The Virgin Islands dwarf sphaero appears to favour dry (xeric) scrub forests—often mixed with cacti and thorny scrub—on rocky hillsides. It has been found at sea level, although not on the beach among the seaweed litter or in piles of rotting palm debris in the littoral zone, like the more abundant and larger big-scaled least gecko (S. macrolepis) with which it shares its range. Also unlike the big-scaled least gecko, they do not "swarm" in the leaf litter, but are only uncommonly found hiding under rocks, which are considered moist or mesic microhabitats within their dry ecological niche.

==Ecology and behaviour==
As with other dwarf sphaeros, little is known about the ecology and behaviour of the Virgin Islands dwarf sphaero. Because of its high surface-area-to-volume ratio that results from its diminutive size, the species was thought to be susceptible to water loss, so it has been studied to understand how it survives in its semi-arid habitat. Unlike desert-dwelling lizards, the Virgin Islands dwarf sphaero lacks special adaptations to prevent desiccation and loses water at a rate similar to that of lizards from mesic habitats. From size differences alone, it loses water 70% faster than the larger and sympatric big-scaled least gecko. It survives instead by inhabiting humid microhabitats in its dry environment, by adjusting its reproductive cycle so that hatchlings emerge during the time of year with the highest precipitation, and by reducing activity during the driest parts of the day.

==Conservation==
Too little data has been gathered to assess the population size and trend of the Virgin Islands dwarf sphaero. It has been reported as "moderately common", although difficult to find because of its size and ability to blend into its surroundings. Its distribution across the British Virgin Islands seems to be limited, and development may affect it further.
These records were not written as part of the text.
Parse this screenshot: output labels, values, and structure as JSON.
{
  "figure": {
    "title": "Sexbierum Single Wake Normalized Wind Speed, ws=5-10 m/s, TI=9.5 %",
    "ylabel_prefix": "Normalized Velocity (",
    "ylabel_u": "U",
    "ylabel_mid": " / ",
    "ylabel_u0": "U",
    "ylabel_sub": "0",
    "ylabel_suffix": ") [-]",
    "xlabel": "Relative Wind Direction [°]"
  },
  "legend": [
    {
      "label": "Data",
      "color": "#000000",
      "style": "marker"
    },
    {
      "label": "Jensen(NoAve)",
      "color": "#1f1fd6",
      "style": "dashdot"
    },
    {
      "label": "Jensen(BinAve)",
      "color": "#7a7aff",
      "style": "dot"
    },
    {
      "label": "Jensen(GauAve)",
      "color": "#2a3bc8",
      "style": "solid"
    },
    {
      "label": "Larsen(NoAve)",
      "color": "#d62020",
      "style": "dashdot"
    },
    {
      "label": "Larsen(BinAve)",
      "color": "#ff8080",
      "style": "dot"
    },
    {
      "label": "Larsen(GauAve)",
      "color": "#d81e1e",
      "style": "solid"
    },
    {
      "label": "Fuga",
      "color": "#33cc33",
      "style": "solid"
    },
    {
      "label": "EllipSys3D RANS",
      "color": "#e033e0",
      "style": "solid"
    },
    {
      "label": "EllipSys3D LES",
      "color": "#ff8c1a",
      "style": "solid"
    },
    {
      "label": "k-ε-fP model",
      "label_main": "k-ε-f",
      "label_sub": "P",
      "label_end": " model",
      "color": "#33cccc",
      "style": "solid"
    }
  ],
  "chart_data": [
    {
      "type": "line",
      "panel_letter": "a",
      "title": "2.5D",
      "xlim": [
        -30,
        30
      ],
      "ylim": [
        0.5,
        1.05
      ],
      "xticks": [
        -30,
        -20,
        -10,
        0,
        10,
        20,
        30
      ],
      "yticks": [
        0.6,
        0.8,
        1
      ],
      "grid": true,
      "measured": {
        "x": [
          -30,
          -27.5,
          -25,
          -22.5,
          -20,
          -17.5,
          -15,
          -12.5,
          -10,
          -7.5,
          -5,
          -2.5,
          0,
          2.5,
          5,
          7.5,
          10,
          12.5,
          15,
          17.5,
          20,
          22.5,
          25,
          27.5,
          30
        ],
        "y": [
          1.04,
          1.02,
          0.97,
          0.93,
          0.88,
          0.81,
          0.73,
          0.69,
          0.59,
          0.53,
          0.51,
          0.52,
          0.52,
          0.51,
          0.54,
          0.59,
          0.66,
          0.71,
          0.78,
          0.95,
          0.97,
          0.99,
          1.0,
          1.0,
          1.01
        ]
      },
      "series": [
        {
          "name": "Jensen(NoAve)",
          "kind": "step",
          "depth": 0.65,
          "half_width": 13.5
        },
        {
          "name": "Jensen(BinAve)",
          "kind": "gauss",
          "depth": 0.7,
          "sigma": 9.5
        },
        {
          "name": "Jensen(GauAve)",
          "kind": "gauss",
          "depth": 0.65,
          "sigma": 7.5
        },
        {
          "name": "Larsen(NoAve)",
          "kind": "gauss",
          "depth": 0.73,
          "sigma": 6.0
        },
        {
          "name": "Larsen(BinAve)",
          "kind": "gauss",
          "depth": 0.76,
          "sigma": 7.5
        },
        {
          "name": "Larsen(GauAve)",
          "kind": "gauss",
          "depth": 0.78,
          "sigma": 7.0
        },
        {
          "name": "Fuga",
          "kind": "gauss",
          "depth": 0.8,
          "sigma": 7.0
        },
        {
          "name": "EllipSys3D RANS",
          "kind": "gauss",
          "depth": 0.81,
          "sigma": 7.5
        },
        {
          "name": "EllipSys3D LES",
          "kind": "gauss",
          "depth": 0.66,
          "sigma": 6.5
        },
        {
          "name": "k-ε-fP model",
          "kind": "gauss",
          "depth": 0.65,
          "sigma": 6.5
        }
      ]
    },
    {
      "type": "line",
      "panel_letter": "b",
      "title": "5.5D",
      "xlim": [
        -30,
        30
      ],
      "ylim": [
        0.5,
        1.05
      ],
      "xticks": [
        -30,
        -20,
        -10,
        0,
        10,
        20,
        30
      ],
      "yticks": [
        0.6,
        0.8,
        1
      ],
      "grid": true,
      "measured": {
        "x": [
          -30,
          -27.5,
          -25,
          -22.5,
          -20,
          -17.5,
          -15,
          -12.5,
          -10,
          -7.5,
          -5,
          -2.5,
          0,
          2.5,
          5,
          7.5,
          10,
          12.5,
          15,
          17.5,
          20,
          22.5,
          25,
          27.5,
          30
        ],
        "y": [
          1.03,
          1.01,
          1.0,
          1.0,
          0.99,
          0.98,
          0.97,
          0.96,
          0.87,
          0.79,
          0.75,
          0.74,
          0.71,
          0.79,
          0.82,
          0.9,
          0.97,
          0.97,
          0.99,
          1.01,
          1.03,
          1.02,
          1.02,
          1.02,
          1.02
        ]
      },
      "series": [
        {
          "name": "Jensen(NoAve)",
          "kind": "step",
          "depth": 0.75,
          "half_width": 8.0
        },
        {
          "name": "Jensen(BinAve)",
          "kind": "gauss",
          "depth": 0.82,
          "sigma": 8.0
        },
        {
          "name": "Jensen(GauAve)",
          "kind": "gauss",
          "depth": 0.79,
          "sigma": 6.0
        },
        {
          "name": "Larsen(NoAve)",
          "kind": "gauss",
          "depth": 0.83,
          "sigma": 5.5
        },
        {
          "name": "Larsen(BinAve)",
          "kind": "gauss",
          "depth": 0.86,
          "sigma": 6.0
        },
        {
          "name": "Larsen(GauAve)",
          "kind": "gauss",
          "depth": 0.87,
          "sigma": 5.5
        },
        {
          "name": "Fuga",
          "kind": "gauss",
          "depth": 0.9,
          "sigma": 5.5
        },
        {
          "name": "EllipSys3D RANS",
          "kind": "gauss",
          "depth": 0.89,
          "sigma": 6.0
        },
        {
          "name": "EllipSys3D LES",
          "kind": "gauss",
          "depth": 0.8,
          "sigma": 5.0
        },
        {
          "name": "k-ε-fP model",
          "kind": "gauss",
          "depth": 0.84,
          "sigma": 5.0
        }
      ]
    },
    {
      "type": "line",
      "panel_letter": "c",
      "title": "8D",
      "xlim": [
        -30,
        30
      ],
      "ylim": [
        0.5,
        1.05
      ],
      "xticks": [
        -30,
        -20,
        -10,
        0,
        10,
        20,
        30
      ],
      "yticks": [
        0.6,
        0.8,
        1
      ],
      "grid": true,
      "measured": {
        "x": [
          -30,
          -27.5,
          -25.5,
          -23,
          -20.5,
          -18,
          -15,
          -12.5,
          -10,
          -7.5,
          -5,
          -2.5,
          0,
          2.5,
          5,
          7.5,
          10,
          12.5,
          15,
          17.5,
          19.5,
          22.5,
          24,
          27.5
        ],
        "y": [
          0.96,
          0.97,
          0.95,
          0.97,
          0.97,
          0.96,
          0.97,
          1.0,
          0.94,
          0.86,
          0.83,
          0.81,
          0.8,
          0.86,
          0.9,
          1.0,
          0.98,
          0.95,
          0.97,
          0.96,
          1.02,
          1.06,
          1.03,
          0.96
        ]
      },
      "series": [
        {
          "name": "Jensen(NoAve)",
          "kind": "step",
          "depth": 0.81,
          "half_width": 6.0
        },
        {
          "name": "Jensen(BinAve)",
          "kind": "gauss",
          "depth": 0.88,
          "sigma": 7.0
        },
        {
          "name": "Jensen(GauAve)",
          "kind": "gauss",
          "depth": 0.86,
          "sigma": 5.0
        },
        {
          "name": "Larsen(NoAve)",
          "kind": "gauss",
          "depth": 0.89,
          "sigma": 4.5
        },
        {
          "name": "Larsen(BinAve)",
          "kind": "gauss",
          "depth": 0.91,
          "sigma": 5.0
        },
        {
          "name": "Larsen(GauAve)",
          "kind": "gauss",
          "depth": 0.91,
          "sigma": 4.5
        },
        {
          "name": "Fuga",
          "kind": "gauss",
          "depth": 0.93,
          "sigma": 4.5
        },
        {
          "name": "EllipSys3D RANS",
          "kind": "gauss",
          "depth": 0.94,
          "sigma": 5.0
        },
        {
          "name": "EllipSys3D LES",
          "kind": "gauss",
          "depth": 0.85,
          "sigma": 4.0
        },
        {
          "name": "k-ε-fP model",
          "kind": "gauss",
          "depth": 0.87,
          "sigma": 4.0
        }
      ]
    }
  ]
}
In early 2011, the Virgin Islands dwarf sphaero gained international attention when Sir Richard Branson announced plans to introduce lemurs—endangered primates from Madagascar—to Moskito Island as part of a captive breeding project for conservation purposes. Biologists, conservationists, and the general public quickly voiced concerns over the impact that would have on the native species of the island. In particular, people feared that the lemurs would wipe out the local population of Virgin Islands dwarf sphaeros, which was referred to as "one of the world's rarest lizards", because of the lemurs' "aggressive, omnivorous" behaviour. Other researchers instead focused on concerns about the lemurs' ability to thrive or the pathogens they might introduce. The leader of Branson's environmental impact assessment agreed that caution was needed with the introduction, even before the plans to introduce the lemurs were announced. Regarding the Virgin Islands dwarf sphaero, Branson stated that the concerns were misplaced because lemurs mostly eat plant material and would rarely eat geckos if at all. However, Branson ultimately backed down, stating, "I will keep the lemurs enclosed whilst we get experts to conduct further surveys on geckos and particularly the dwarf geckos. If these studies indicate any real risk to these geckos, we will keep the lemurs enclosed."